A kind of fresh-keeping and color-protecting method of cattail cabbage
A technology of cattail and color protection, which is applied in the field of food processing, can solve the problems such as the inability to solve the problem of juice loss, achieve the effect of improving the problem of enzymatic browning, alleviating enzymatic browning, and having a crisp taste
- Summary
- Abstract
- Description
- Claims
- Application Information
AI Technical Summary
Problems solved by technology
Method used
Image
Examples
Embodiment 1
[0025] (1) Soak the fresh cattail in low-temperature ozone water at 0°C for 1 min;
[0026] (2) Take out the cattail cabbage obtained in step (1), and then put it into a mixed solution of edible salt solution, edible calcium chloride, and ferulic acid at a temperature of 0°C for 3 minutes, then take it out and put it in a sterile environment to drain. Dry;
[0027] (3) the cattail after being drained in step (2) is processed with short-wave ultraviolet radiation; radiation dose is 3.3kJ / m 2 ; Irradiation time is 8s, sealed package;
[0028] (4) Store the cattail cabbage obtained in step (3) in a low-temperature environment of -16°C.
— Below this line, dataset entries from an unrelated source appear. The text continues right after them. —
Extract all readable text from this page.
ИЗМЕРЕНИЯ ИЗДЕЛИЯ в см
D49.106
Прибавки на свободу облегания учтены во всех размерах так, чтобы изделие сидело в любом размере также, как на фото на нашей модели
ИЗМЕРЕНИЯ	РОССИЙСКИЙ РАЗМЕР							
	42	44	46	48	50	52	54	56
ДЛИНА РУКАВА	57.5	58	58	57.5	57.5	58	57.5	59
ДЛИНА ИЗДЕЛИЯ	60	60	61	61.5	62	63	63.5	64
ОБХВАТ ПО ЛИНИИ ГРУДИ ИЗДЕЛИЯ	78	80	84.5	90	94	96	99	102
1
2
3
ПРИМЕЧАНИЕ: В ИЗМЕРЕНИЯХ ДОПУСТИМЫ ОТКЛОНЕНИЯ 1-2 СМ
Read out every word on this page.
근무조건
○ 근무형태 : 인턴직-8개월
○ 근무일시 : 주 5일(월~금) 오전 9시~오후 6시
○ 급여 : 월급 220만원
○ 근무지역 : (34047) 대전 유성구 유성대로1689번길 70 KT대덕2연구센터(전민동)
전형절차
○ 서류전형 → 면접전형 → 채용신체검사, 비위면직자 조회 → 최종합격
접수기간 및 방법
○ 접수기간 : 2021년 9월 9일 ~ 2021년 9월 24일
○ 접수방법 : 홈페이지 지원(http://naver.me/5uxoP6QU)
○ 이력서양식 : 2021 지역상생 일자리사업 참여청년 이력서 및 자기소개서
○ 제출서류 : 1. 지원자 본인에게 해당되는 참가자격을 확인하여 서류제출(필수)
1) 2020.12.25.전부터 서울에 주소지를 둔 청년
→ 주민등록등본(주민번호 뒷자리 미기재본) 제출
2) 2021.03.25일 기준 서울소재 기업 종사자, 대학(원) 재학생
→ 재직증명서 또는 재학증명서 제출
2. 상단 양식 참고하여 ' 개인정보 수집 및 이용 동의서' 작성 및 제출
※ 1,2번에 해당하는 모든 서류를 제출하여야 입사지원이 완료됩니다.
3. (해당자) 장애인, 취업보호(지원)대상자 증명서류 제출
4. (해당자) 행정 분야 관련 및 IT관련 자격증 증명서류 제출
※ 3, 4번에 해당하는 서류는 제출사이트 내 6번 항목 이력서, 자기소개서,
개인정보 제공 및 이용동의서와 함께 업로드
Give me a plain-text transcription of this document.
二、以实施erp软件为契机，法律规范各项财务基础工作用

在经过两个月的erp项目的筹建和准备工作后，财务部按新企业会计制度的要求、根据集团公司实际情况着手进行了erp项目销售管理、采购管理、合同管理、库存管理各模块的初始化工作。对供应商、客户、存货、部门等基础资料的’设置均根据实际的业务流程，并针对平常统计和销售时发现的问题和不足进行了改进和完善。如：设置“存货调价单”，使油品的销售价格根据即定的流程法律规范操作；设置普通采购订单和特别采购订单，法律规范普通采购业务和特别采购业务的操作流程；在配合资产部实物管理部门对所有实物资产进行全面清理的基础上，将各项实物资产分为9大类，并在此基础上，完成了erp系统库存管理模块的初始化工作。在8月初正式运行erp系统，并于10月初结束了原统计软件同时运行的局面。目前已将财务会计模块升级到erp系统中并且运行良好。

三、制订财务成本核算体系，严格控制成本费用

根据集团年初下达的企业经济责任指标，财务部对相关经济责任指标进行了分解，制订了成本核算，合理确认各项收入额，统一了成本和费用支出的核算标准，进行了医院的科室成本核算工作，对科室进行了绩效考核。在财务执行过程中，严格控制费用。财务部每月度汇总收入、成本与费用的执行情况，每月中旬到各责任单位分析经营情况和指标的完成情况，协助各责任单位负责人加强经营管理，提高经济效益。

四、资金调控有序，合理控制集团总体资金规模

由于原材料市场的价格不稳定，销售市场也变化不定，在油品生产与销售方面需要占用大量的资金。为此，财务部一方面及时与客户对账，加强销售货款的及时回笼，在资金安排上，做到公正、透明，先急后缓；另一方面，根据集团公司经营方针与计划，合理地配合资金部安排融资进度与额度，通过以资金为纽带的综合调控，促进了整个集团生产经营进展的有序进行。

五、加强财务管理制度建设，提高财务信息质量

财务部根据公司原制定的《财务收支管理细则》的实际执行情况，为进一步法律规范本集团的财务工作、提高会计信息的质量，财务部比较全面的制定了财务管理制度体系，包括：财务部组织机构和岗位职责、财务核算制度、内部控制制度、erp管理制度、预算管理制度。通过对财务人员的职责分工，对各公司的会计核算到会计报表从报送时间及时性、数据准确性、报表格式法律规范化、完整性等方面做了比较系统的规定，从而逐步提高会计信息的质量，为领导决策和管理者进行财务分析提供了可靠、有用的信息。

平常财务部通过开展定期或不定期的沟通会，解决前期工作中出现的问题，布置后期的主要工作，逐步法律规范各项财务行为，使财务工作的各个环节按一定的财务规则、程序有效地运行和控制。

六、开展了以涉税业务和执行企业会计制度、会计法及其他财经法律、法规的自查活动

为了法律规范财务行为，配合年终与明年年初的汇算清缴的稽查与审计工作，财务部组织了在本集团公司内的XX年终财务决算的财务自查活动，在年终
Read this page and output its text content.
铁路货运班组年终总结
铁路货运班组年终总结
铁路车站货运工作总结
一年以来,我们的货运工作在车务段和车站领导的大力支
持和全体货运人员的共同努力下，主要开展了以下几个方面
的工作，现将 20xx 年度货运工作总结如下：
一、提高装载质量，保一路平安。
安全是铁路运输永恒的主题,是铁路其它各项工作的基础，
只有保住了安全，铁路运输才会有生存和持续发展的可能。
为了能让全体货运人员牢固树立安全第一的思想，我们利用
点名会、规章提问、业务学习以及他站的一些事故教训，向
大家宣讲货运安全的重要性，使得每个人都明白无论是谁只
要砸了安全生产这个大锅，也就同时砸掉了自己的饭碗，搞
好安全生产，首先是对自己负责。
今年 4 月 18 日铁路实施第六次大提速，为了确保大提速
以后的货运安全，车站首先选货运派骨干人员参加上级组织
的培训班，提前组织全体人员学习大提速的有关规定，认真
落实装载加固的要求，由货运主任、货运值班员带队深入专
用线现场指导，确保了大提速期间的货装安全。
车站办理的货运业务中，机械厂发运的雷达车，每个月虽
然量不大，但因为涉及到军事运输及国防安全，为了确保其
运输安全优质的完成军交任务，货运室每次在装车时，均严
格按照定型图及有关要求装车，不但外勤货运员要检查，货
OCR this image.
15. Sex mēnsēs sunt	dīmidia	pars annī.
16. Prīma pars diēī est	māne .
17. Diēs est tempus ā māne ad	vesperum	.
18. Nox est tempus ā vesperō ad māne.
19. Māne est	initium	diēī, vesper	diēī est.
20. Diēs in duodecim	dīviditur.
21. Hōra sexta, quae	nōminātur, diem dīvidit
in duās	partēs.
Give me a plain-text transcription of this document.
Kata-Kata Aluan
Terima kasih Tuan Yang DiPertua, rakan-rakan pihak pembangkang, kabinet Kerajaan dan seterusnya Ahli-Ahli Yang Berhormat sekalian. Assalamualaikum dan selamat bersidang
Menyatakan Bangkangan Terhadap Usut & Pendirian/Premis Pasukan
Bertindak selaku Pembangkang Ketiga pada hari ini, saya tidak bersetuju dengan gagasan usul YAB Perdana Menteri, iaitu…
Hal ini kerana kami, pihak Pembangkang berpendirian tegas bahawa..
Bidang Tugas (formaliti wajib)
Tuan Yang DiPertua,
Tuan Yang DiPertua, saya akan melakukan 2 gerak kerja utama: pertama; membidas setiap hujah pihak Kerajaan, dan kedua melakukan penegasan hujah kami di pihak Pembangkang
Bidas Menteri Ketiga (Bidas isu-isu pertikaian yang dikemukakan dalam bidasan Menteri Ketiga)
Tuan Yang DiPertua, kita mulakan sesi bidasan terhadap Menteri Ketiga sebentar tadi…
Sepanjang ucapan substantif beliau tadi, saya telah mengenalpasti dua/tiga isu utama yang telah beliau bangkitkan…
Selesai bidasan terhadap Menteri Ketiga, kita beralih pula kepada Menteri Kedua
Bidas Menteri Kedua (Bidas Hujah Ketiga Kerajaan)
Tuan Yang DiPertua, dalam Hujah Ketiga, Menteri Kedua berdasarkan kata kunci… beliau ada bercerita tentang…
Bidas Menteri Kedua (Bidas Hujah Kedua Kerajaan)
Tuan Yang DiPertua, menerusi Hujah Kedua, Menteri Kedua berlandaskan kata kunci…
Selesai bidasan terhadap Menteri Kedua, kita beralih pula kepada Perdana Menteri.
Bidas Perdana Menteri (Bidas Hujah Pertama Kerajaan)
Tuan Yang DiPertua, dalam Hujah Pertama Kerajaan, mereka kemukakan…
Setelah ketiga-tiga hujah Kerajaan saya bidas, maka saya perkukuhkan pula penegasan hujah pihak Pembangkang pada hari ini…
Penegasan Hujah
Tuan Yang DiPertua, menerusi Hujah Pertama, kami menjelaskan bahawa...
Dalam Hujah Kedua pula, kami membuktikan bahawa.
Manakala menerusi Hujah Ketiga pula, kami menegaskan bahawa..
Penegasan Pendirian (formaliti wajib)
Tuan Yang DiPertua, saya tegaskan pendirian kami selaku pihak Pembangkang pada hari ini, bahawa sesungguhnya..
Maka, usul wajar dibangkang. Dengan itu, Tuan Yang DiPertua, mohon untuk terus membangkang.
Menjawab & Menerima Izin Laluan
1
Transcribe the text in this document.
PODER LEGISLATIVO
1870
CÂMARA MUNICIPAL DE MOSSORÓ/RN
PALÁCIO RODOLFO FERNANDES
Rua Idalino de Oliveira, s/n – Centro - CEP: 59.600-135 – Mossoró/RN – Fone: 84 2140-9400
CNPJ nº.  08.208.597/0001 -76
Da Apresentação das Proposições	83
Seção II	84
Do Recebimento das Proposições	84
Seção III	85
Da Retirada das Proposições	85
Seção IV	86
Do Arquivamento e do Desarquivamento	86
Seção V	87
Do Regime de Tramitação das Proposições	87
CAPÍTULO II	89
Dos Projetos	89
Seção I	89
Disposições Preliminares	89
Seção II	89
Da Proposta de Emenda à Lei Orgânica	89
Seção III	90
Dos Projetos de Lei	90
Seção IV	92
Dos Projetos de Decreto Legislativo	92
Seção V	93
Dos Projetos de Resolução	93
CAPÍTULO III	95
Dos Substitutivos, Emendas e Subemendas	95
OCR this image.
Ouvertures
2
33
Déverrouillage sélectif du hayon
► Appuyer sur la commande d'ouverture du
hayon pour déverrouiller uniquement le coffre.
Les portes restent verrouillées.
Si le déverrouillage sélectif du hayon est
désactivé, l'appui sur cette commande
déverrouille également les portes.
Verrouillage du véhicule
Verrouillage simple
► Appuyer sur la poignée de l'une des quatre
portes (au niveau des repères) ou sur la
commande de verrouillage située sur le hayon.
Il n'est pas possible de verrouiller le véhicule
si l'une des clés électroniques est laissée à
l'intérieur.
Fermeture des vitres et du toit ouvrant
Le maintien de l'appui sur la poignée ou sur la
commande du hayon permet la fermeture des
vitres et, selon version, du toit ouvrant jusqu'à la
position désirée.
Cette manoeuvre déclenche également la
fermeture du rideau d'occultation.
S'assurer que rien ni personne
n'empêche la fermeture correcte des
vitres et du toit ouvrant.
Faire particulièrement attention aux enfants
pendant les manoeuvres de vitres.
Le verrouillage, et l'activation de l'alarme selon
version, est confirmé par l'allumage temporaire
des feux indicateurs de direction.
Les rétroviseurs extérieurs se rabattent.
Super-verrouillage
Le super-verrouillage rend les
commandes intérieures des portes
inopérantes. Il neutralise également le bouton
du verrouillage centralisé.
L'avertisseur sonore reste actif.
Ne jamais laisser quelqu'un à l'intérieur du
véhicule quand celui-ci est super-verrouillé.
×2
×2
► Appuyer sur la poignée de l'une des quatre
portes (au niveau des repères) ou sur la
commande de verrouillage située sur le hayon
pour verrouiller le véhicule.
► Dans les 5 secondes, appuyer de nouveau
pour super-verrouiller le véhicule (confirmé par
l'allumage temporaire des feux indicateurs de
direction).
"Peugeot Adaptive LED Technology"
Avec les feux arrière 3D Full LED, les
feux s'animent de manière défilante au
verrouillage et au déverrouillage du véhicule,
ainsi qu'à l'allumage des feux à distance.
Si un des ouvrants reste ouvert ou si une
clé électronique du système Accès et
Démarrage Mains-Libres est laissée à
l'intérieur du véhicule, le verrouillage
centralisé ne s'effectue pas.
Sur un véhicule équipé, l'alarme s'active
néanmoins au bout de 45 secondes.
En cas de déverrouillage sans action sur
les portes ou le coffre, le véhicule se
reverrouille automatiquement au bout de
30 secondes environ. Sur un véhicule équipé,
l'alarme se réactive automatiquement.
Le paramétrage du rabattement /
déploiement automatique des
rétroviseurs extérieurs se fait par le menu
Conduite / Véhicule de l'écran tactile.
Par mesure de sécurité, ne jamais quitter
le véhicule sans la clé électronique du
[0029] The mass percentage of the edible salt solution is 12%; the mass percentage of the edible calcium chloride is 0.1%; the mass percentage of the ferulic acid is 0.05%.
[0030] The cattail catkins prepared from steps (1)-(4) need to be placed in an environment of 0°C before eating, and can be eaten after being desalted at a ratio of 1:10....
Embodiment 2
[0032] (1) Soak fresh cattail in low-temperature ozone water at 0.8°C for 1.5 minutes;
[0033] (2) Pull out the cattail cabbage obtained in step (1) and then put it into a mixed solution of edible salt solution and edible calcium chloride at a temperature of 0.8°C for 3.8 minutes, take it out and put it in a sterile environment to drain;
[0034] (3) using short-wave ultraviolet radiation to process the dried cattail in step (2); the irradiation dose is 3.3kJ / m2; the irradiation time is 8s, and it is sealed and packaged;
[0035] (4) Store the cattail cabbage obtained in step (3) in a low-temperature environment of -15.5°C.
[0036] The mass percentage of the edible salt solution is 12.5%; the mass percentage of the edible calcium chloride is 0.1%; the mass percentage of the ferulic acid is 0.05%.
[0037] The cattail catkins prepared from steps (1)-(4) need to be placed in an environment of 0°C before eating, and can be eaten after being desalted at a ratio of 1:10.
Embodiment 3
[0039] (1) Soak fresh cattail in low-temperature ozone water at 1.6°C for 1.6 minutes;
[0040] (2) Pull out the cattail cabbage obtained in step (1) and then put it into a mixed solution of edible salt solution and edible calcium chloride at a temperature of 1.6°C for 4.6 minutes, take it out and put it in a sterile environment to drain;
[0041] (3) the cattail after being drained in step (2) is processed with short-wave ultraviolet radiation; radiation dose is 3.3kJ / m 2 ; Irradiation time is 8s, sealed package;
[0042] (4) Store the cattail cabbage obtained in step (3) in a low-temperature environment of -15°C.
[0043] The mass percentage of the edible salt solution is 13.5%; the mass percentage of the edible calcium chloride is 0.1%; the mass percentage of the ferulic acid is 0.05%.
[0044] The cattail catkins prepared from steps (1)-(4) need to be placed in an environment of 0°C before eating, and can be eaten after being desalted at a ratio of 1:10.
PUM
Abstract
Description
Claims
Application Information
- R&D Engineer
- R&D Manager
- IP Professional
- Industry Leading Data Capabilities
- Powerful AI technology
- Patent DNA Extraction
Browse by: Latest US Patents, China's latest patents, Technical Efficacy Thesaurus, Application Domain, Technology Topic, Popular Technical Reports.